Analysis Sample of Custom Operator Performance Tuning
Background
An operator is the basic unit of a model, and custom operators can be tuned.
We construct a complex sample operator Vadd_sample using vector addition, and use the Profiling tool to verify and analyze its performance. Vadd_sample can be executed only on vectors. Therefore, vec_ratio (ratio of the cycle count of vector instructions to the cycle count of all instructions) in the AI Core Metrics view can be used as the operator performance metric. After checking the vec_ratio metric of the Vadd_sample operator in the analysis result, we find that the value is low, indicating that the operator does not reach the optimal performance. It can be concluded that custom operator Vadd_sample does not reach the optimal performance and can be tuned.
- This section describes only the Profiling tool-related operations and analysis process. The detailed tuning programming of the custom operator is not described here.
- For details about the custom operator, see Operator Development.
Profiling Operations
- Start MindStudio IDE and open a built project.
- Choose from the menu bar. The system analysis project page is displayed.Figure 1 System analysis project page
- On the system analysis project page, click New Project on the welcome page or the
icon in the upper left corner. The profiling configuration window is displayed, as shown in Figure 2. - Access the Executable Properties page. Set the path for storing the executable file of the profiling project. See Figure 3.
- Access the Profiling Options page and select Task-based. See Figure 4.
- After the preceding configurations are complete, click Start in the lower right corner of the window to start Profiling.

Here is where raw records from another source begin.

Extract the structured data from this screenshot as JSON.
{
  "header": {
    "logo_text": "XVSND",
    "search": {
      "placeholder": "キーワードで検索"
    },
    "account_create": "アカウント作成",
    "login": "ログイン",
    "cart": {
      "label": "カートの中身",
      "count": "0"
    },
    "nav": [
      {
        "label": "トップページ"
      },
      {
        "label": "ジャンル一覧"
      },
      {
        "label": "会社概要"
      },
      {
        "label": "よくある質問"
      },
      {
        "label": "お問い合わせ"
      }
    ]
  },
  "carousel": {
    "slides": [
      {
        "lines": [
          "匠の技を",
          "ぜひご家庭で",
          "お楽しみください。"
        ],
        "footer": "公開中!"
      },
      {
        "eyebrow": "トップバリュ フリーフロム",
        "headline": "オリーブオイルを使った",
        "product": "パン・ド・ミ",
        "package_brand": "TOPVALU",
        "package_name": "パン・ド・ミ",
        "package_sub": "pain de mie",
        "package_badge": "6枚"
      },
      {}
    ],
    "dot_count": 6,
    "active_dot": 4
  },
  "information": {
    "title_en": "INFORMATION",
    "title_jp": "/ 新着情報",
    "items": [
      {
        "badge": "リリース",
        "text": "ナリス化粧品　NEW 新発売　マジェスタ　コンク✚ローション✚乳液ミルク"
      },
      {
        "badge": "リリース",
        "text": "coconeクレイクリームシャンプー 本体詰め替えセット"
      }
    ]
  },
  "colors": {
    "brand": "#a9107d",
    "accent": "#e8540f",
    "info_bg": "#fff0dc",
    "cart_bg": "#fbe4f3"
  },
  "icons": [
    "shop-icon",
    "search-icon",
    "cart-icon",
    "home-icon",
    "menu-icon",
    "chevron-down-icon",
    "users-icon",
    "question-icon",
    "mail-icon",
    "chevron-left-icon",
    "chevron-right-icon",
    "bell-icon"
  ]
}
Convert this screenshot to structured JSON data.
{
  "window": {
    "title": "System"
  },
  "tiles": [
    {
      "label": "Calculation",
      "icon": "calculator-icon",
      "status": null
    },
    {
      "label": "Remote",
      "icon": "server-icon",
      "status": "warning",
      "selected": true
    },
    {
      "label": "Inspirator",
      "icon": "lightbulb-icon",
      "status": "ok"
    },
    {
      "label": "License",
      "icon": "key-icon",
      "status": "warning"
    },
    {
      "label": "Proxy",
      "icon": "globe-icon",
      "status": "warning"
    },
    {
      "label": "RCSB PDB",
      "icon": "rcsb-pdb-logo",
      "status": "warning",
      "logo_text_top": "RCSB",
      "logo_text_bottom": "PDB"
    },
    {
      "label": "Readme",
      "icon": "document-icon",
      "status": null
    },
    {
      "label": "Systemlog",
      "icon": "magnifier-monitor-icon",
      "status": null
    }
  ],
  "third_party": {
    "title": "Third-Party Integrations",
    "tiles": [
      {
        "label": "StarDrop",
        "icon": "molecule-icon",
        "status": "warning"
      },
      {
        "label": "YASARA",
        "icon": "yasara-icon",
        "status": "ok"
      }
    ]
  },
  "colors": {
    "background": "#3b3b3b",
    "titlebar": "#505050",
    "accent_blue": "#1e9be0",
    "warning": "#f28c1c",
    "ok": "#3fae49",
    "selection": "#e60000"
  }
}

The profiling results will be automatically displayed at the bottom of the MindStudio IDE window after the execution is complete. See Figure 5.
Fault Analysis
First, you can view the Timeline to learn about the overall execution status of an application. With the palette function, you can easily mark and find APIs or operators that are time-consuming to preliminarily locate potential bottlenecks based on the API/operator Statistics table. Finally, you can observe the AI Core Metrics of an operator to analyze whether the operator performance is insufficient and how much is the tuning space, and then determine the tuning breakthrough point.
In this example, only one operator is used to process a large amount of data. Therefore, you can directly analyze AI Core Metrics. Vadd_sample is a compute-intensive vector operator. You need to check whether vec_ratio (the ratio of the number of cycles of vector instructions to the number of cycles of all instructions, that is, resource usage) meets the requirement. See Figure 6.
In the AI Core Metrics view, the maximum value of vec_ratio of Vadd_sample is 0.639. The closer the value of vec_ratio is to 1, the higher the resource usage. Therefore, the Vadd_sample operator can be tuned.
The task of the Profiling tool is complete.
Troubleshooting
To tune the Vadd_sample operator, you are advised to use such tuning methods as dual-core parallel and double buffer based on the TIK Tuning Guide to improve the vector computing resource usage of the Vadd_sample operator and reduce the operator execution time.
Developers need to perform programming operations by themselves.
After tuning the Vadd_sample operator, execute Profiling (Profiling Operations) on the inference application again to obtain the new result. Check the AI Core Metrics view again, as shown in Figure 7.
After the tuning, the average value of vec_ratio in the AI Core Metrics view reaches 0.83, indicating that the vector computing resource usage of Vadd_sample is improved.
Conclusion
By using the Profiling tool to analyze the resource usage of network application inference twice and compare the operator tuning results, it can be concluded that custom operator Vadd_sample does not reach the optimal performance and can be tuned.